Prolonged or intermittent outages can be detrimental to your website or URI by causing you to lose potential revenue or by frustrating your customer base. Outage details are available for all monitored entities configured with availability checks on the Availability page (Digital Experience > Availability) or on the Availability tab in the entity details view.
How are outages measured?
Digital Experience measures an outage after a monitored entity fails two consecutive Availability checks in any given region. For example, let's say that we've configured our website for HTTPS availability checks within the North America region that execute in five minute intervals. Outages don't take individual probes failures into account, because a region such as North America will have multiple probes. To avoid false positive outages, the default is set to two consecutive failures, or recorded down periods for your website.
In our example, an outage would be recorded for our website once two checks in the North America region record a down status in consecutive five minute test intervals.

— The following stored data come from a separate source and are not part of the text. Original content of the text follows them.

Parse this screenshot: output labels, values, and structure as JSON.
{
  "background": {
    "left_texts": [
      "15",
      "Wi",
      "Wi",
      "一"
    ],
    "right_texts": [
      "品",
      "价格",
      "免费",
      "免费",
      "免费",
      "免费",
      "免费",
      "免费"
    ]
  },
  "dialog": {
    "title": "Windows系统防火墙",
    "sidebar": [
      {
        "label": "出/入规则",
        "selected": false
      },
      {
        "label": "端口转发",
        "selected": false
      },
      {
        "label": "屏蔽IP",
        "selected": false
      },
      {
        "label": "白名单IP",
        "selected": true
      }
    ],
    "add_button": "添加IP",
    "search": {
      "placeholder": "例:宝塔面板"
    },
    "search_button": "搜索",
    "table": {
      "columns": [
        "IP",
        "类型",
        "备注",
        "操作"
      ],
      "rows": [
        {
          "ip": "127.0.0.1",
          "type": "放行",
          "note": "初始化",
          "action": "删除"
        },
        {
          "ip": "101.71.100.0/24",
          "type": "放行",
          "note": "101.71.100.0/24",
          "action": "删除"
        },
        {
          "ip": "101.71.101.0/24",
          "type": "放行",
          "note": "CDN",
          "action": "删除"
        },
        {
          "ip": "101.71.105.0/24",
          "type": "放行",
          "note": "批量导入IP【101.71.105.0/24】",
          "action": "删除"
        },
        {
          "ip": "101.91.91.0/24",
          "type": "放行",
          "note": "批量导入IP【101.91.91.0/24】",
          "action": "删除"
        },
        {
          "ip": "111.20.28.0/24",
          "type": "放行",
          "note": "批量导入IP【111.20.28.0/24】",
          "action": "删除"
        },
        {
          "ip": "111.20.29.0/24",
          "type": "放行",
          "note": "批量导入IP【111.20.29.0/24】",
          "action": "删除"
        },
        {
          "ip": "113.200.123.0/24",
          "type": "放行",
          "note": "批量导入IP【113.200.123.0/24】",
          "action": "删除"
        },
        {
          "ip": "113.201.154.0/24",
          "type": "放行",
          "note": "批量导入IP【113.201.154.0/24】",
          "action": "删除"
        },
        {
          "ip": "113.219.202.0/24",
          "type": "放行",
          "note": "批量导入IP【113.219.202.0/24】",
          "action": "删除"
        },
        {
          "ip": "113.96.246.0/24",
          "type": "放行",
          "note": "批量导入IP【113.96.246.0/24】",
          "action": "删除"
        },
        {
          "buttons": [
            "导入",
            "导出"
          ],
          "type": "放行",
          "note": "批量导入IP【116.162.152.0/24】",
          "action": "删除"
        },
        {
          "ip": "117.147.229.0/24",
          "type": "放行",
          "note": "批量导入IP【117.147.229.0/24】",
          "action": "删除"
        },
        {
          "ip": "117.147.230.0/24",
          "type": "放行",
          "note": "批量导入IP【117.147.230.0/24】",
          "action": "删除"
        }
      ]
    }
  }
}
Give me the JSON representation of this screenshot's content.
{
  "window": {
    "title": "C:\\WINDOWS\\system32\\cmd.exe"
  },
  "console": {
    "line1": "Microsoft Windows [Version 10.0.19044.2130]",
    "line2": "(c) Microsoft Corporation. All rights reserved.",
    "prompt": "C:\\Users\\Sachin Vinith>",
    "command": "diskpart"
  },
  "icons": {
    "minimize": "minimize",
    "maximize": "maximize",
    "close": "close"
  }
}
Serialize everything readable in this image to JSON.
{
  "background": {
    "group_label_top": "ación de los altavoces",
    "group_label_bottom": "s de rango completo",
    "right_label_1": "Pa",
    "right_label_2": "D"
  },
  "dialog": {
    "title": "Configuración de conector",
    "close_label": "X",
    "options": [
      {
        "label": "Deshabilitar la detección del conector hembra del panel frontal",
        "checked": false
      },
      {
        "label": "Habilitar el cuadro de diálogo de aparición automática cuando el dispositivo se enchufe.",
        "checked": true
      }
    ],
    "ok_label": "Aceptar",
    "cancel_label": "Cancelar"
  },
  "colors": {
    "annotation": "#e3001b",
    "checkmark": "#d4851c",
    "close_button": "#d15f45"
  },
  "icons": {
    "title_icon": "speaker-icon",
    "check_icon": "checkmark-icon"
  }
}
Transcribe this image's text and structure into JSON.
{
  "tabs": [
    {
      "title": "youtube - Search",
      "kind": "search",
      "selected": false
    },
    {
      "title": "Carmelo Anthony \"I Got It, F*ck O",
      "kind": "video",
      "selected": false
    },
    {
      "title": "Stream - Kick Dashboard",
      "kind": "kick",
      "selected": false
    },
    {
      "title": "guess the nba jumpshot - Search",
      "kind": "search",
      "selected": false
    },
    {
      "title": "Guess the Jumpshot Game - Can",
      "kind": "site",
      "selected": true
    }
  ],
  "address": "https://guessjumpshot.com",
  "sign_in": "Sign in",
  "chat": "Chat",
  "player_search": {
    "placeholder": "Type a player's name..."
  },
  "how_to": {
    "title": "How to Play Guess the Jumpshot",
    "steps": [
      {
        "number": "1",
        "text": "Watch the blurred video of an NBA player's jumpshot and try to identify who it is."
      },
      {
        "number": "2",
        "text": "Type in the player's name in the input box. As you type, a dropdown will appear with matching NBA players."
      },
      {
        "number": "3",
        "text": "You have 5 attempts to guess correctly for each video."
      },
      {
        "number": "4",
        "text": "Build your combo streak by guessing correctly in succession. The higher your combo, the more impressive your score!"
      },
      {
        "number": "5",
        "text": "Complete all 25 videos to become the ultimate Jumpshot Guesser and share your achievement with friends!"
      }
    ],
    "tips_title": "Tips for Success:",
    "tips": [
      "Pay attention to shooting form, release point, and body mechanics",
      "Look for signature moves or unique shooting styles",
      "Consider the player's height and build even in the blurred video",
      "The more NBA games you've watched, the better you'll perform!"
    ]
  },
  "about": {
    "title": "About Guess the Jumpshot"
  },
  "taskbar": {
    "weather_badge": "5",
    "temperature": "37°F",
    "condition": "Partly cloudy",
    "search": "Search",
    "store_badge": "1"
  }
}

That means that if our first HTTPS availability check fails during one five minute interval, and then fails after an immediate second 5 minute interval (within a total of ten minutes), an outage would be recorded for our monitored website.
If instead we were testing from several regions, such as North America and Europe, one failure in North America, and then a second consecutive failure in Europe would result in an outage and any combinations of two consecutive failures would also result in an outage.
What are the best practices for recording website outages?
Outages are often time critical, and can indicate significant issues with your website or URI. SolarWinds Observability does not charge for the interval with which the availability checks are run. SolarWinds recommends setting your availability check testing interval to one minute to be aware of outages and potential issues as quickly as possible.
Remember, two consecutive failures (down statuses) result in an outage. If you're testing interval for your monitored website or URI entity is set to a longer interval, such as one hour, SolarWinds Observability would not record an outage until two consecutive failures, which in this example would be two hours of down time.
How do I view website or URI outages?
Outages for all entities that have a configured synthetic check can be viewed by going to Digital Experience > Availability. Outages for an individual website or URI entity can be viewed on the Availability tab in the entity details view.
Can I be alerted about an outage?
Yes, you can be alerted if your website or URI entity has an outage with Alert Settings Templates. Outages are recorded for a website or URI after two consecutive test failures in any region.
-
Click Alerts > Alert settings and then click the Templates tab.
-
Use the applicable alert template:
-
Click the vertical ellipsis for Critical Entity Metric URI down for URIs
-
Click the vertical ellipsis for Critical Entity Metric Website down for websites.
-
Create an alert from either template, and set to be alerted for two down statuses.
Can I change the outage defaults?
Currently, the defaults for an outage are two consecutive test failures in any region. In the future, you will be able to modify the failing test regions, and number of failures needed to record an outage.